Shift 2: Unleashed
Need for Speed has always been a franchise more about replicating the exhilaration of driving than actually offering a simulation of the sport. Everyone wants to chase past police cars and dodge rival street racers, but not everyone is ready for in-depth racing simulation. However, it didn't stop the company from making the well-received Need for Speed Shift, a racing title barreling head-first into the very market Forza and Gran Turismo have settled themselves so nicely in.
Last week, EA wanted to share some love and let us get some hands on with Need for Speed Shift 2: Unleashed, the gangly-named sequel to the 2009 original. Spending time with the game, one gets the impression that developers Slightly Mad Studios is working hard to address the issues of the first game, and to make this sequel shine. With a tighter career mode, more-realistic vehicles and modeling, and a brand new camera, there's a lot for fans of the franchise to look forward to.

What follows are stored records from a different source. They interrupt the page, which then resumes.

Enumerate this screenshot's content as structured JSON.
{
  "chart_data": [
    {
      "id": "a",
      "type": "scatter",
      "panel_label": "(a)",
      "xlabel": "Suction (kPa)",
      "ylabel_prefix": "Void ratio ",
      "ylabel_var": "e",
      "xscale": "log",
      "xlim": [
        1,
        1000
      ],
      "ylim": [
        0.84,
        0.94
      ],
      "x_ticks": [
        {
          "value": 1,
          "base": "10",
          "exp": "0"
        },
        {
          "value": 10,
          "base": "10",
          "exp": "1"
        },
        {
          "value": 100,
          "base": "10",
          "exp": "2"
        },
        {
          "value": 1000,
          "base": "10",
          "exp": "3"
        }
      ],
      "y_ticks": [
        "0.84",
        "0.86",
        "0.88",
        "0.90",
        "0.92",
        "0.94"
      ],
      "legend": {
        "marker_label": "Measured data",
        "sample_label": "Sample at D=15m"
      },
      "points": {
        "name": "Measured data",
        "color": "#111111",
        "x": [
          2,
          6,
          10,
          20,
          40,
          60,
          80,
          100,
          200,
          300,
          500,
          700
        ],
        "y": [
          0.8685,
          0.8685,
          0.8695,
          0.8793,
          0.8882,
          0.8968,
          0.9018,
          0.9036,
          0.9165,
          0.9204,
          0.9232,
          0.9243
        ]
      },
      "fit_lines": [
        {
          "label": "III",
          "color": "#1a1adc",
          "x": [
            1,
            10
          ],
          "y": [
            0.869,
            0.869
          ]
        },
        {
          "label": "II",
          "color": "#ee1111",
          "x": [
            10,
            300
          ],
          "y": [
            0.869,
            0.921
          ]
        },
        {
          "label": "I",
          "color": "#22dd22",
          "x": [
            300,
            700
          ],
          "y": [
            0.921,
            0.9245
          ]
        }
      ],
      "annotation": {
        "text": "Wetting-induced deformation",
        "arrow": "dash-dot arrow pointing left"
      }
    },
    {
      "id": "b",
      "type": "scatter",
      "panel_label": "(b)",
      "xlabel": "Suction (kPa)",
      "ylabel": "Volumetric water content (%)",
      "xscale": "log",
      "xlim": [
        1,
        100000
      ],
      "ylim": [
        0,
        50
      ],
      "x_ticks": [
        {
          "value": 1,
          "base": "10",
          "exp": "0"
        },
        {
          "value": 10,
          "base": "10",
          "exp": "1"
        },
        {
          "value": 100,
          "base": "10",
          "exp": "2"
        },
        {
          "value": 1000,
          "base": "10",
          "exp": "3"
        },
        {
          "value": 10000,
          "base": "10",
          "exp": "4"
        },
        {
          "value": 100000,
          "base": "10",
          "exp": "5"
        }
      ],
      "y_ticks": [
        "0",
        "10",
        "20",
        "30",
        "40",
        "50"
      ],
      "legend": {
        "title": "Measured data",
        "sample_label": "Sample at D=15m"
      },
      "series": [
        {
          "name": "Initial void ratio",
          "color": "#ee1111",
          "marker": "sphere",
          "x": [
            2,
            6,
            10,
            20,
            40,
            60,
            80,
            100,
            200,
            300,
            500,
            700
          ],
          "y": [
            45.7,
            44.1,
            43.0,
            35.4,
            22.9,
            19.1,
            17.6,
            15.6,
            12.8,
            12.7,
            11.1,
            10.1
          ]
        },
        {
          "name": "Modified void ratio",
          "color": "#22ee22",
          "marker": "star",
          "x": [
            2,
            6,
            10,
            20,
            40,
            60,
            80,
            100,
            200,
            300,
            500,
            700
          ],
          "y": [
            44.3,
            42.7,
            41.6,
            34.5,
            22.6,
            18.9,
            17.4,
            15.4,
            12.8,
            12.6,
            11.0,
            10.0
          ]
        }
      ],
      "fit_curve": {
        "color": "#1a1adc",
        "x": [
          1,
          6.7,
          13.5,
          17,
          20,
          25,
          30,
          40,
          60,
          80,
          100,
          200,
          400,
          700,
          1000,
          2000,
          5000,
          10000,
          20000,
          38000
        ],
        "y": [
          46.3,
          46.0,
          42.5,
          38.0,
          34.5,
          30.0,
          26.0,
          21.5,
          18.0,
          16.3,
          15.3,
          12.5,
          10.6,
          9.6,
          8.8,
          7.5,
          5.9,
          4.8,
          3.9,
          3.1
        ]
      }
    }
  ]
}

Truth be told, there is not a lot here that a player wouldn't expect. Shift 2 has all of the expected vehicle licenses ranging from entry-level Fords and Nissans to supercar Lamborghini and Bugatti, which itself isn't so special. What is is the inclusions of older versions of popular cars. For example, the '86 Toyota Corolla is a very popular car for tune-enthusiasts, and considering the rarefied nature of those cars, their inclusion in Shift 2 is appreciated. Certain races and modes within Shift 2 is actually based upon racing old/new versions of cars and seeing what they are capable of. A fun feature, to be sure, car aficionados will find a lot to love.
One area that I'm a little curious to see is the drifting elements of the game. Many racing games are incorporating a more realistic physics engine that will allow for real-world drifting as well as high-speed racing on a straightaway. For Shift 2, this doesn't mean Gymkhana-style tricks, but it does ask for a high degree of tuning application from the player to get your tricked out Audi to swing back and forth around the drifting course. It will be interesting to see how fleshed out this mode will be, as this sort of realistic drifting appears to be a popular new arena for racing titles.
Tuning in Shift 2 is intense and deep, allowing for players to modify every element of the car. When I say every element, I mean it, from the angle of turns, tire pressure, steering lock, toe angle, differentials, aerodynamics and more. The interface for this is outlandishly technical, and it will definitely keep more casual players from diving in. However, those who like to pick their cars apart will be in heaven.
Improved damage modeling is also a major addition Slightly Mad Studios wanted to incorporate into the game. While the feature can be turned off, the damage modeling makes a major impact on the racing itself. Racing around on a night track, if a player breaks one or both of their headlamps, they can expect their night races to be that much more difficult. Again, players will be able to turn this feature off, as well as other features that could make the game easier, such as driving assists along the road. Slightly Mad Studios is clearly trying to balance between challenging the hardcore and appealing to new sim racers. Seems like they are doing an alright job on it.
Visually, the game is beautiful, on par with many other simulation racing titles. However, one stand-out feature the game does is regarding the camera. Called the helmet cam, this perspective doesn't just place the player inside the vehicle, but rather is recreates the jostle and flow of a driver as they feel inertia and drag within the car. As a player makes a turn, for example, the camera will pan into the turn, exactly like a real world racer. Having spent quite a bit of time in the helmet cam mode, I can say it is one of the most realistic representations of racing that I have ever seen.
Much thanks can be given to the developers, as they have incorporated real-world drivers into the development of their game. There exists a real Need for Speed car in the real-world racing circuit, and this car can be unlocked through progression in the game, providing incentive to take on progressively difficult races. Slightly Mad Studios has broken up the career mode into a series of increasingly harder challenges. The game is designed to allow players to focus on the areas that they want, be it drifting, muscle car racing, retro vehicles, or whatever. Progress through the single player will offer anything from low-tier Modern D racing to GT1, and while the game will throw better cars at you, tune-focused players can take a crappy car and make it shine. All in all, there's about thirty to forty percent more content in the single player than in the original Shift.
Autolog, the backend racing service introduced in Hot Pursuit, will be making a return to Shift 2. Fans of the service will find that all of the metagame elements will still be integral, and this feature will be vitally important to competitive racers and their friends. Multiplayer scores, times and other important bits of information will keep racing nuts happy.
Once everything is said and done, it looks like Need for Speed Shift 2: Unleashed will be an improvement over its predecessor, a racing title that takes good features and makes them better. With a March 29 release date, players will not have long before they will be jumping behind the wheel of Shift 2.